The MTA, which needs money for both its capital and operating budgets, can ill-afford another below market real estate deal. $20 million for the development rights over the Vanderbilt Yards, surrounded by some of Brooklyn’s great neighborhoods and great public transportation, is unacceptably low, as was the $100 million Ratner had agreed to.

The MTA has a fiduciary duty to maximize the revenue from the disposition of the land, and minimize the risk that the development rights get developed. This would be accomplished by dividing the 8 acres into multiple parcels (likely between 4 and 8) and producing an RFP that invites multiple developers.

The RFP would be detailed and targeted to expedite the decision-making process and focus on the most pressing needs for Brooklynites and New York City — affordable housing, job creation and open space.

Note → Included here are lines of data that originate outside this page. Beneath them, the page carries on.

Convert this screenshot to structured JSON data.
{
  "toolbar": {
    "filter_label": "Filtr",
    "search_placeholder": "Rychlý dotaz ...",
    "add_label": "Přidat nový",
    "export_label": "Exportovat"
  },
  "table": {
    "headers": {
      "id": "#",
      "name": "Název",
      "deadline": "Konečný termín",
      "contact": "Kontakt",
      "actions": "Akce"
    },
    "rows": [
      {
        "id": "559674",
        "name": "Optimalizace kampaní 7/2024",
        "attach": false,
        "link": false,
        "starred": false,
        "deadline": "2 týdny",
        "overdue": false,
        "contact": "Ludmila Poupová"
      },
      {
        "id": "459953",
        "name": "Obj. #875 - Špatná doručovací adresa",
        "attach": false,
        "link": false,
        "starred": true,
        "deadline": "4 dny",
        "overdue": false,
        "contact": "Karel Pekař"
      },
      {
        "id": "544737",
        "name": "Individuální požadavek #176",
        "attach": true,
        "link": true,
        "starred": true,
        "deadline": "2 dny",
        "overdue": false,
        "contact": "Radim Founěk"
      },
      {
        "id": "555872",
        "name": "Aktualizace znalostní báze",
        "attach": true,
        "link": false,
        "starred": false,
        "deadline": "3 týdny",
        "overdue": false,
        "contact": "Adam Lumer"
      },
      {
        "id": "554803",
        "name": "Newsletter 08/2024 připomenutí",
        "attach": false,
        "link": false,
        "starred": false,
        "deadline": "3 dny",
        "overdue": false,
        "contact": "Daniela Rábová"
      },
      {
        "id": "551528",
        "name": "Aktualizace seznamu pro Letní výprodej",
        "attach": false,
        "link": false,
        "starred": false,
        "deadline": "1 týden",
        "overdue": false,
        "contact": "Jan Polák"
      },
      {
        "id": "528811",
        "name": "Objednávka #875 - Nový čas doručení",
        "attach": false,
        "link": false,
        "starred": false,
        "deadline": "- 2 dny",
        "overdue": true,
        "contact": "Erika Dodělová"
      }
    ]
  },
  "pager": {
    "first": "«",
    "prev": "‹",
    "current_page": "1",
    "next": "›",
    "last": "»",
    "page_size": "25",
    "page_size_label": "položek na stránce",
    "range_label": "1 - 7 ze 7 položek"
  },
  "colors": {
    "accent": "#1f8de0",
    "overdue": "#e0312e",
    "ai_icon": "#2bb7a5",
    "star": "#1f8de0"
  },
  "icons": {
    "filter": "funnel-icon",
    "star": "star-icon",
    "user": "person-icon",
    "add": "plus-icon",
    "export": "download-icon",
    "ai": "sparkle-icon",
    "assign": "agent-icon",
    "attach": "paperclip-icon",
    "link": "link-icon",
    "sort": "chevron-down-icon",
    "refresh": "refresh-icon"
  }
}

The RFP would be solely for Vanderbilt Yards as that is all the MTA has the authority to provide to prospective developers. It would not include the site proposed and drawn up by Ratner.

Financial, construction and management oversight should be in the hands of an ESDC subsidiary LDC under the responsibility of elected officials and community appointees. According the MTA’s 2005 appraisal (understanding a new appraisal will need to be done) the construction of a new rail yard and platform would cost between $56 and $72 million. Funding for a new rail yard (if necessary) and for a platform would be provided by the city and the state and paid back over time by the developers as the project(s) go up and to lease/sale.

Public money should be used for infrastructure such as a school and a park as described in the UNITY Plan (the community’s plan to develop Vanderbilt Yards – www.unityplan.org), it should not be used towards building thousands of units of luxury condos and luxury rentals, such as the 4,180 proposed by Ratner.